Several peculiarities arose when matching MIP codes with GT topics. Some MIP codes lacked corresponding topics (e.g., ‘Germany’s relations with the USA’), and one topic (‘Education’) ceased to yield data during the collection period and was therefore excluded. Additionally, the topic ‘School’, used for the MIP code School Policy, proved unsuitable, as it dominated the results without a corresponding trend in the survey data or any external developments to explain this prominence. It is likely that most searches for ‘School’ reflect everyday interests rather than politically motivated queries. Consequently, this topic and code were excluded from the final analysis.
Table 1. Table of MIP Codes and matching Google Trends Topics (English translations)
| MIP Code | Google Trends Topics |
|---|---|
| Election campaign and government formation | Government a) |
| Political structures and processes | Election; Election promises; Opposition (Politics) |
| Values, political culture and social criticism | Political Culture |
| Democracy | Direct democracy (form of government) |
| Media | Social Media; Freedom of the press |
| Bureaucracy | Bureaucracy |
| Lobbying | Lobbying |
| Corruption | Corruption; Political Corruption |
| Disenchantment with politics | Disenchantment with politics |
| Criticism of Political Parties, general | Party system |
| Criticism of Politicians, general | Politician (profession) |
| Populism | Populism (political ideology) |
| Domestic security | Internal security; Domestic policy |
| Crime and violence | Violence |
| Terrorism | Combating terrorism |
| Radicalization and extremism | Radicalization; Extremism |
| Law and justice | Law; Legislation |
| Foreign policy | Foreign policy |
| Europe and the European Union | European Union |
| International conflicts and peace | War |
| Defense | Security policy |
| Social policy | Social policy |
| Social justice | Distributive justice |
| Poverty | Poverty |
| Labor market policy | Labor market |
| Unemployment and basic income support | Unemployment |
| Wage policy | Minimum wage |
| Pensions and demographic change | Retirement age; Retirement provision |
| Immigration and Integration | Immigration |
| Health policy | Health policy |
| Care | Nursing home |
| Corona pandemic | Coronavirus (Virus) |
| Family policy | Family |
| Equality | Gender equality |
| Education policy | Education b) |
| School policy | School c) |
| Energy policy | Energy policy; Energy; Electricity price |
| Environmental policy | Environmental policy; Environmental protection |
| Climate policy | Climate protection |
| Natural disasters | Earthquake (disaster); Disaster |
| Economic policy | Economy |
| Price level | Price level; Inflation; Deflation |
| Infrastructure | Infrastructure |
| Digital infrastructure | Digitization |
| Transport policy | Road traffic |
| Housing policy | Affordable housing |
| Financial policy | Finances a) |
| Tax policy | Tax |
| East Germany | East |
Note: All GT topics were derived from GLES MIP code titles or codebook descriptions unless indicated otherwise by superscript a), which indicates that GT topic were derived from most frequent words in open-ended survey responses. b) GT topic ceased to yield data during the collection period and was therefore excluded c) GT topic excluded due to disproportionate dominance not reflected in survey data or external developments. Appendix A1 corresponds to this table but is in German. MIP codes with multiple rows of matching GT topics are the MIPs where multiple GT topics were identified as suitable. Multiple rows of MIP codes matching only one GT topic are the cases in which multiple MIP codes were consolidated into a single GT topic.

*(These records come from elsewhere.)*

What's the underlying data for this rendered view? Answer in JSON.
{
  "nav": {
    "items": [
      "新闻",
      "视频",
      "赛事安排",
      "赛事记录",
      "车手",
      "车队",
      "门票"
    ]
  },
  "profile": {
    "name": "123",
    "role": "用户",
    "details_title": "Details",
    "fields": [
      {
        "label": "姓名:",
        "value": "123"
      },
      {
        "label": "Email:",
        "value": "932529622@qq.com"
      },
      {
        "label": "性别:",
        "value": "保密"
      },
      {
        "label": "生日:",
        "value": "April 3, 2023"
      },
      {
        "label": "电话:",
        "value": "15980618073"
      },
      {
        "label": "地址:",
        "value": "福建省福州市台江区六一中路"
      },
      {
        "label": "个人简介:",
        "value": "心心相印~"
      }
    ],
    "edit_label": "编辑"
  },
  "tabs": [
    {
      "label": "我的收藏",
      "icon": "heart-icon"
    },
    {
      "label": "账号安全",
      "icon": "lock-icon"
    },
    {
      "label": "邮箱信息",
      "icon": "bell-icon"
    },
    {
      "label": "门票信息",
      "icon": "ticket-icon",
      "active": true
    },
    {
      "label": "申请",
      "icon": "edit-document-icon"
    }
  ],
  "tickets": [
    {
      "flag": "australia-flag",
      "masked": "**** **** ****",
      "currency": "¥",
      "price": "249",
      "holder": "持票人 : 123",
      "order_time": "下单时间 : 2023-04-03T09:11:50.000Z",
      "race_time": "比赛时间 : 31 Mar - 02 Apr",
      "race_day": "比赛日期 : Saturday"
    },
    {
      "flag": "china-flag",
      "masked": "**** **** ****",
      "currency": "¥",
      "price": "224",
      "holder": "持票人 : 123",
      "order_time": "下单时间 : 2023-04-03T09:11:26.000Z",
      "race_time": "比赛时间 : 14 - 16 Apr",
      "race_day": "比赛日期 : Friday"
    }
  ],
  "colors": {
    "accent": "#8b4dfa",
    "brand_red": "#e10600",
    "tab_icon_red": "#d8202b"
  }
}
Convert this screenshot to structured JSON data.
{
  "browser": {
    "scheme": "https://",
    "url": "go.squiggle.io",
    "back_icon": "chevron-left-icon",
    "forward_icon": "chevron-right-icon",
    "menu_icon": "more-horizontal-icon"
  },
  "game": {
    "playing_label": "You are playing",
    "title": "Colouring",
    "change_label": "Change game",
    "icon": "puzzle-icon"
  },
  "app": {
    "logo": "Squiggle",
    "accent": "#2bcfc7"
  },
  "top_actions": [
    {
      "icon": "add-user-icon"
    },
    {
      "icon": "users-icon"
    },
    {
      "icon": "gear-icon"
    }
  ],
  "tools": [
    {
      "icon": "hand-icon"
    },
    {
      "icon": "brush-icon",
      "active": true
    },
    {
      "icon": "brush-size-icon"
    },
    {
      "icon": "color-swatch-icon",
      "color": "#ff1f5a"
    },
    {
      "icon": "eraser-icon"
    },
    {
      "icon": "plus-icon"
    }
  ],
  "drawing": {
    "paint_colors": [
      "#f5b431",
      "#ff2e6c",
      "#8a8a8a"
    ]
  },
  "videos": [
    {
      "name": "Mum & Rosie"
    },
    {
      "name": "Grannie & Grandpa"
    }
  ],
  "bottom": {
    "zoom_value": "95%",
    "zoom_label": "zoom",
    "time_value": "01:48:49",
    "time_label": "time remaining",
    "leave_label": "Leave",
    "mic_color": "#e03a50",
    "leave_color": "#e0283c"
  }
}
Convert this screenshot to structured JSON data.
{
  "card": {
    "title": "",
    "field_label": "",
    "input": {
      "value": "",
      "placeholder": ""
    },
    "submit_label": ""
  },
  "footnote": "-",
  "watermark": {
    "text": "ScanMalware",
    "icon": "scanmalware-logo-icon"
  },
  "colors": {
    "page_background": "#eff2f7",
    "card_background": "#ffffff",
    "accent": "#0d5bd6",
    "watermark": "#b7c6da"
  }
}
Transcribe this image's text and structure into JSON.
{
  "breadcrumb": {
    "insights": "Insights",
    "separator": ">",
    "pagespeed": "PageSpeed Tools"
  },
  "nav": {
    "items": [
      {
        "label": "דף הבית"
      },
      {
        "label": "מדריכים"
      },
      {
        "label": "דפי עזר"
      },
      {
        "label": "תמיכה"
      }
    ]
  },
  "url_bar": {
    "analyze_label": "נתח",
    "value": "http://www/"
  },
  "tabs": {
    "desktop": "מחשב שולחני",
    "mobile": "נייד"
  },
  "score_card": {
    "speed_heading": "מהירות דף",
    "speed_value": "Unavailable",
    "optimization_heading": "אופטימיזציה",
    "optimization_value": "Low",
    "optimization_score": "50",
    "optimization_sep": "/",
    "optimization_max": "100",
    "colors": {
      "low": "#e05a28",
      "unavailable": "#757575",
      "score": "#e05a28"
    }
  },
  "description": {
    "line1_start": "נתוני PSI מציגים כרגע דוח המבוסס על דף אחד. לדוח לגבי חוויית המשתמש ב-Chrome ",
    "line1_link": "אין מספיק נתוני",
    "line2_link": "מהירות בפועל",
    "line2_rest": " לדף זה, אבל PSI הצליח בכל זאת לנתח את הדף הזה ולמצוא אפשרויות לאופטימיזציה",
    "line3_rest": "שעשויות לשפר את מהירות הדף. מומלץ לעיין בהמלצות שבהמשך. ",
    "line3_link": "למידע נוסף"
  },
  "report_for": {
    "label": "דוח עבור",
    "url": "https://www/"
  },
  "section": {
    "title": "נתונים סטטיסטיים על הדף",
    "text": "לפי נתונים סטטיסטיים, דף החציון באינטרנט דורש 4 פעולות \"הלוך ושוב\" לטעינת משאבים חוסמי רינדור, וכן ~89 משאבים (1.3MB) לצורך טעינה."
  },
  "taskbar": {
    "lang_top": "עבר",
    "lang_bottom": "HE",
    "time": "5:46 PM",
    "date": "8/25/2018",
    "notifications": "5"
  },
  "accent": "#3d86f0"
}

Because Google Trends allows the comparison of only up to five terms at a time, we included the anchor topic “Dance” in each query and expressed search interest in each political issue relative to the search interest in the anchor topic. More specifically, for each day and topic, we computed the ratio of the focal topic’s search volume to the anchor topic’s search volume. This ratio-based transformation is invariant to the query-specific rescaling of Google Trends and therefore allows comparison across separately retrieved topic sets. When selecting the anchor topic, several factors were considered: stability of search frequency, absence from the study’s topic codes, and moderate popularity to prevent dominance over the study’s topics. While some practical guidelines recommend selecting a benchmark term that consistently attains the maximum RSV within each query (e.g. Fowle, 2020), this condition is not strictly necessary when using ratio-based normalization. Instead, the anchor serves as a common reference point that allows relative differences in search interest to be recovered across queries. Various topics were tested on the basis of these criteria, each time in combination with four highly prominent topics from the GLES Codebook, namely ‘climate change’ (‘Klimawandel’), ‘inflation’ (‘Inflation’), ‘poverty’ (‘Armut’) and ‘economy’ (‘Wirtschaft’). During this process, it became apparent that terms related to consumption (e.g. ‘Amazon Prime’) exhibited considerable fluctuations and were thus unsuitable. Global terms such as ‘medicine’ or ‘language’ exhibited disproportionally high search volumes compared to the political issues of interest. Ultimately, the topic ‘Dance’ was selected as the anchor and its search volume was then used as a reference value (see Figure 1).
Figure 1. Screenshot of the Google Trends tool comparing the selected anchor topic (‘Dance’) with five frequently mentioned topics in the GLES survey data
Note: Screenshot obtained from Google Trends Explore (trends.google.com/trends/explore) on October 6, 2023.
The RSV value of a given political issue was subtracted from the RSV value of ‘Dance’, yielding a standardized measure of relative search interest, ensuring comparability across all political topics.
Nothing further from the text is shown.